To his credit, Kemp, Georgia's Republican governor, responded to the crisis with alacrity and welcomed the verdict. "Ahmaud Arbery was a victim of vigilantism which has no place in Georgia," Kemp said in a statement.
This is a welcome contrast with another Southern governor at another time. After Medgar Evers, a Mississippi activist with the Black civil rights organisation NAACP, was murdered in 1963 by the segregationist White Citizens Council member Byron De La Beckwith, Democratic Mississippi Governor Ross Barnett actually met and shook hands with him during his trial. (Despite overwhelming evidence, White juries failed to reach a verdict twice. Beckwith lived a free man for three decades until he was finally tried and convicted in 1994.)

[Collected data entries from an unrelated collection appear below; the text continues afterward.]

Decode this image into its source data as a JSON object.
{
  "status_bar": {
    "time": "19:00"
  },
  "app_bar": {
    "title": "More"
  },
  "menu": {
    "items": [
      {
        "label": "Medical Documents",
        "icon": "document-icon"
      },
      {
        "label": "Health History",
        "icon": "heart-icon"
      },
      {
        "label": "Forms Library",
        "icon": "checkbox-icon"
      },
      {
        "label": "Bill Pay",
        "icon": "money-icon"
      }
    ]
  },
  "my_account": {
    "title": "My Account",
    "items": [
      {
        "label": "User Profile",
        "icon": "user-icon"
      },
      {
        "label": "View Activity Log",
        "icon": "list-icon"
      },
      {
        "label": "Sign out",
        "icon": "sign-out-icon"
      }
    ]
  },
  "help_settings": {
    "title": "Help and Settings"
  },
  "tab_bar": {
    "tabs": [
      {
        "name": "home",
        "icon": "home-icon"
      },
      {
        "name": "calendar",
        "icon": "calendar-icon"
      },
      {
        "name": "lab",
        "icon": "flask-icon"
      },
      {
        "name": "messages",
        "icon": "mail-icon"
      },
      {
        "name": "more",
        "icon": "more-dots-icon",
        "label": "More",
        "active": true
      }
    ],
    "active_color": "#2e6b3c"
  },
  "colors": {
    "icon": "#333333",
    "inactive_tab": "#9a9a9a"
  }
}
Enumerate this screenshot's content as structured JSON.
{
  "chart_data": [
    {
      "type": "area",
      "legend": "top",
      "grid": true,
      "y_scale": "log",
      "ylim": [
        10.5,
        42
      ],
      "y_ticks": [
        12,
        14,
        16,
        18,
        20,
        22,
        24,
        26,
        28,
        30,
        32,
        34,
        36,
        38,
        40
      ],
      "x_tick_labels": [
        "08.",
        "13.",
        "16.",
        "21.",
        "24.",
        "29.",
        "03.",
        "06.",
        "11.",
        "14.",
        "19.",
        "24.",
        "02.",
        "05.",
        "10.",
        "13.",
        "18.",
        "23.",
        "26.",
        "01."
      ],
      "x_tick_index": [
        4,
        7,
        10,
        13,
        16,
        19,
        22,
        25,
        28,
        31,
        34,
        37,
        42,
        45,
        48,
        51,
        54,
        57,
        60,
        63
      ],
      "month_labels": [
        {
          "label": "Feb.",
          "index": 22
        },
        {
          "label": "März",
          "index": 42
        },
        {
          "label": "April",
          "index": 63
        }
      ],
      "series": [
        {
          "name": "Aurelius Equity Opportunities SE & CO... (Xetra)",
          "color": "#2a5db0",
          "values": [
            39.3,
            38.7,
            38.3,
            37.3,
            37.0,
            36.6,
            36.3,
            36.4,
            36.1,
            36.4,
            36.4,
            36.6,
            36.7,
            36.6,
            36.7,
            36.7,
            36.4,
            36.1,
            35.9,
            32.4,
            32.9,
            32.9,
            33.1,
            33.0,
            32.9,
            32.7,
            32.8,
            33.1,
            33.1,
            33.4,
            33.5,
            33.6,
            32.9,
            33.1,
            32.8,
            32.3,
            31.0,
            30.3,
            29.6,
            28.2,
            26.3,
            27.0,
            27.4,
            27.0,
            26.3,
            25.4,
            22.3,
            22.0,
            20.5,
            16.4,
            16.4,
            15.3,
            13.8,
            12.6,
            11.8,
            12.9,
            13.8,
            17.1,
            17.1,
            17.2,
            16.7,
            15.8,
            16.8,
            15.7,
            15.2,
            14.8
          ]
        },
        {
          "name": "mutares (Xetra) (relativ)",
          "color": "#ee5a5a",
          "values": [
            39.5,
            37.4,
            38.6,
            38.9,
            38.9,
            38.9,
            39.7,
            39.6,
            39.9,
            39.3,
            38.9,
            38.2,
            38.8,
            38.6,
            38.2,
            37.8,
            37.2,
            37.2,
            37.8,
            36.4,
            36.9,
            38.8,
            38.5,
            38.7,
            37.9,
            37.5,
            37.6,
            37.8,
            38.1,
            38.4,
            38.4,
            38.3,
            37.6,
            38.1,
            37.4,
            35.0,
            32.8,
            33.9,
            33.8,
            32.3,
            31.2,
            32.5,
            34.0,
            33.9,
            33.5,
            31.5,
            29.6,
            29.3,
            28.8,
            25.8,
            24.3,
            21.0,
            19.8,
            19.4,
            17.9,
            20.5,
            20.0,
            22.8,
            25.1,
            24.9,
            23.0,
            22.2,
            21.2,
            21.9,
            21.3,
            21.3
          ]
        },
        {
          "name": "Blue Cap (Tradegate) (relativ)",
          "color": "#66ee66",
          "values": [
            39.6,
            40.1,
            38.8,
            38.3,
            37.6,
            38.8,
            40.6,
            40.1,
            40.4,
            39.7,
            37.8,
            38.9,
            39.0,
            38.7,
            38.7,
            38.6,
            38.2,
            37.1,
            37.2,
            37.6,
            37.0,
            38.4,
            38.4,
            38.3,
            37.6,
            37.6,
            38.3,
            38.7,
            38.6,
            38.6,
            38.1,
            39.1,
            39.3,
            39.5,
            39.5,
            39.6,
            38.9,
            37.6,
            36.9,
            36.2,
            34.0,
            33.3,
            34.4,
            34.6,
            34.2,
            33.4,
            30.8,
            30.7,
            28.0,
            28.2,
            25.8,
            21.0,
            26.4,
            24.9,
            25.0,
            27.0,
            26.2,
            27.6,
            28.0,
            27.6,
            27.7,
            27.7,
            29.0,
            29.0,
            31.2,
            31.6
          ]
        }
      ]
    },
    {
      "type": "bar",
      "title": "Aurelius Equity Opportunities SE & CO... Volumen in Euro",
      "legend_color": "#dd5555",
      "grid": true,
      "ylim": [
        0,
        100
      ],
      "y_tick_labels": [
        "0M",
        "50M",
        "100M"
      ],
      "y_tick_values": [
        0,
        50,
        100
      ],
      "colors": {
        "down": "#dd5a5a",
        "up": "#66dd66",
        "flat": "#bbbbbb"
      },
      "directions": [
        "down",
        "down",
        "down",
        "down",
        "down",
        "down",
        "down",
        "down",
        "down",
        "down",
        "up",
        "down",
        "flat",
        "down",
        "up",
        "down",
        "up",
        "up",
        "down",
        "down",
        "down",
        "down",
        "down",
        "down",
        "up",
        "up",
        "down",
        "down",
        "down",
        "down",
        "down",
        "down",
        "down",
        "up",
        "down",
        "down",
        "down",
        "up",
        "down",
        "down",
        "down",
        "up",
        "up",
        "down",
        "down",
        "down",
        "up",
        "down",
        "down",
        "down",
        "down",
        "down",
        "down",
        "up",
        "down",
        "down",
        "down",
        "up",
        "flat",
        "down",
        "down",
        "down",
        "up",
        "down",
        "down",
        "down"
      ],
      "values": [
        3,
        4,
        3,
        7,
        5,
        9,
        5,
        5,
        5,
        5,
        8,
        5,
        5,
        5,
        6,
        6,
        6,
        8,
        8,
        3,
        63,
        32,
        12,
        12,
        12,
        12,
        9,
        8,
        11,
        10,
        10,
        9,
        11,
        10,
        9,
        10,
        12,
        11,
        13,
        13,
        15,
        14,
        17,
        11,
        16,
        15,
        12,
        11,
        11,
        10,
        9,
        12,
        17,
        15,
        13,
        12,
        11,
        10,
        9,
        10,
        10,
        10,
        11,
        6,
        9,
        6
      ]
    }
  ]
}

Compared to the Evers murder, the verdict on Arbery's murder has been relatively swift. Yet it is a bittersweet moment for many.
Rev. Raphael Warnock, a Democratic US senator from Georgia, issued a poignant tweet: "This verdict upholds a sense of accountability, but not true justice. True justice looks like a Black man not having to worry about being harmed—or killed—while on a jog, while sleeping in his bed, while living what should be a very long life. Ahmaud should be with us today."
It is a heartbreaking observation. What gives me some hope, however, is that it comes from someone duly elected US senator from a deep South state despite being "a fitting heir to the mantle once worn by The Reverend Dr. Martin Luther King, Jr", according to The Atlanta Journal-Constitution.
It is also sadly true that this hope is diminished by the fact that the path to justice for Arbery was unconscionably tortuous. It is a sobering reminder of how much remains to be done.
As Adam Serwer trenchantly observed in The Atlantic magazine: "To say the system worked in this case is like saying your car made it home—after your entire family had to get out and push it miles down a dirt road."
Ashfaque Swapan is a writer and editor based in Atlanta, US.